しかし、インプラントの耐用年数には患者の口腔衛生状態や全身の健康状態、及びライフスタイル(喫煙や食いしばりなど)が大きく影響します。
上部構造装着後に 20 年以上経過した患者 1,168 人を 対象としてアンケート調査を行い回答が得られた 509 人から以下の結果を得た.
1.インプラントの経過については「特に問題ない」 が 78%と最も多かった.
日本口腔インプラント学会 第19巻 4号 インプラント治療に対する患者の意識調査
寿命前に磨耗する原因について
では、寿命前に磨耗してしまう原因にはどのようなものがあるのでしょうか。
① インプラント体の質の低さ
インプラント体の材質、デザイン、表面特性などは、インプラントの寿命に影響を与えます。高品質なインプラントは、骨との密接な結合が可能ですが、質の低いインプラント体は、適切な骨結合を達成することが困難であり、機能不全や早期失敗のリスクを高める可能性があります。
適切なインプラント選択は、専門的知識と厳格な臨床基準に基づいて行いましょう。
② メンテナンス不足
適切な口腔内の衛生が保たれていないと、プラーク(歯垢)とターター(歯石)の蓄積を引き起こします。これがインプラント周囲組織の炎症、いわゆるインプラント周囲炎へと進行する原因となります。

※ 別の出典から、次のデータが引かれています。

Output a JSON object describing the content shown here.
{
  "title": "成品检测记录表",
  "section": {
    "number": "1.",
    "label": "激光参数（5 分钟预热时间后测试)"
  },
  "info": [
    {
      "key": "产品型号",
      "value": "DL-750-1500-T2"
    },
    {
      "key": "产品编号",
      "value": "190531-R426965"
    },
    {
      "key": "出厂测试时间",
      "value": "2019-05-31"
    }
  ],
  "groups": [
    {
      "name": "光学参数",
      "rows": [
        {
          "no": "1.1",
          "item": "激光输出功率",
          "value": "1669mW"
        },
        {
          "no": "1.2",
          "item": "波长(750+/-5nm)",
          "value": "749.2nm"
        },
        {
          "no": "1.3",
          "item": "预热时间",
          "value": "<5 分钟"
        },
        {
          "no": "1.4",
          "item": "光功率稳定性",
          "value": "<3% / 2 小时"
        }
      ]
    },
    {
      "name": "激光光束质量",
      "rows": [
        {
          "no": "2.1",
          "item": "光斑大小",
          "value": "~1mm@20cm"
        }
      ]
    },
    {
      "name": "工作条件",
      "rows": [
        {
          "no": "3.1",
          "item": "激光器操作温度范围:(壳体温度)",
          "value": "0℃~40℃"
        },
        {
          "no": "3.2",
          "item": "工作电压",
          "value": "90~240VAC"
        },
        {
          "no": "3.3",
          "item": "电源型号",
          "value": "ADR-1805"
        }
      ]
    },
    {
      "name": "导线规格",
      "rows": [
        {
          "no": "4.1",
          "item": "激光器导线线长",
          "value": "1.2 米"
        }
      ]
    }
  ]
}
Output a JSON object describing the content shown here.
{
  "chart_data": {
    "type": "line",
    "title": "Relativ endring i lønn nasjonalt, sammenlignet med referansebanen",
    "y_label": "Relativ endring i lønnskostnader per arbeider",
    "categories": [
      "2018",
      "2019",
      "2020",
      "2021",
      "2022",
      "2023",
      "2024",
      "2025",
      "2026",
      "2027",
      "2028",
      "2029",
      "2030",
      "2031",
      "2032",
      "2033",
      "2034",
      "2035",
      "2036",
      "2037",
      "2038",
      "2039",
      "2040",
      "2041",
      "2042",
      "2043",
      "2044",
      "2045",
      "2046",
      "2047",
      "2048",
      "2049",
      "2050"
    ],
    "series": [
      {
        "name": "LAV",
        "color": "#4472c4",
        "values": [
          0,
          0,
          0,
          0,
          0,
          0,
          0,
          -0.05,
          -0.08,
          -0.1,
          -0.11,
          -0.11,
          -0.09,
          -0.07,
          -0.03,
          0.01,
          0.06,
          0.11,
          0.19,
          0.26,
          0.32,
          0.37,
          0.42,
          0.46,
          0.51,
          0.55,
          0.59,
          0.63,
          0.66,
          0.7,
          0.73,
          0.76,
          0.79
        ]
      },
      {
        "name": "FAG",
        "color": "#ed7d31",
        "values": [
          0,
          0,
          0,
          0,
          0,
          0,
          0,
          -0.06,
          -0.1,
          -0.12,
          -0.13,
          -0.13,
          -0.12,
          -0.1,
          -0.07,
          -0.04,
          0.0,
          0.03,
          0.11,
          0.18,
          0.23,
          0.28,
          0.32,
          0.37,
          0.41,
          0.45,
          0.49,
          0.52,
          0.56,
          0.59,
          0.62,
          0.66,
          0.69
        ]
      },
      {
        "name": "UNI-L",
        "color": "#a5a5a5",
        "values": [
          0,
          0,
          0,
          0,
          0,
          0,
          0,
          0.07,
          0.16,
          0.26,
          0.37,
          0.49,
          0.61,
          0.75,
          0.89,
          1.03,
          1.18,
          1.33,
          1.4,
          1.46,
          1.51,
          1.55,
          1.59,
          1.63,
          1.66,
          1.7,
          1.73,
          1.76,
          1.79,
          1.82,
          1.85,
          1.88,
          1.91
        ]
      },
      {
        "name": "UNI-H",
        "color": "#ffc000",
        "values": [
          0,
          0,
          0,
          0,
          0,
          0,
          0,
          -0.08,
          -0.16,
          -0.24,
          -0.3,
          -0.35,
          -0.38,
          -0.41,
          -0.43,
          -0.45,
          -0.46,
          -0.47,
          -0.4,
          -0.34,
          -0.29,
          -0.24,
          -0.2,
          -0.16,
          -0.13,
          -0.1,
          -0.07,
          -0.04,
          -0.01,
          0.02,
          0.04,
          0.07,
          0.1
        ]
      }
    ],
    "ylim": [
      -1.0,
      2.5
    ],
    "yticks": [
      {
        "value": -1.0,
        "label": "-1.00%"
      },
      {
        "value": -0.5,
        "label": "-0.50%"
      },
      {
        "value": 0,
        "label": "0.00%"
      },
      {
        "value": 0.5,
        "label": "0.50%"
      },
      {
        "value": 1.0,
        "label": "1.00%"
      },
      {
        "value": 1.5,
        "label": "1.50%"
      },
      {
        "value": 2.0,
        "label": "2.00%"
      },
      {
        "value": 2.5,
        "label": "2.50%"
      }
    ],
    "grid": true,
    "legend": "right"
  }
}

また、継続的な専門医のケアと自己管理が不足してしまうと、オッセオインテグレーション(骨との結合)の破壊を引き起こす可能性があります。
③ インプラント周囲炎(細菌感染)
インプラント周囲炎は、インプラントとその周囲の骨組織に影響を与える細菌による感染症です。この状態は、プラーク(歯垢)の蓄積によって誘発され、インプラントの安定性の喪失をもたらすことがあります。
定期的な歯周メンテナンスと清潔な口内環境が重要です。
④ 歯ぎしり、食いしばり
歯ぎしりや食いしばりは、インプラントに対して過度の機械的ストレスを加えます。インプラント周囲の骨構造に過剰な力が与えられてインプラントの動きやすくなり、最終的にはオッセオインテグレーションの失敗に繋がります。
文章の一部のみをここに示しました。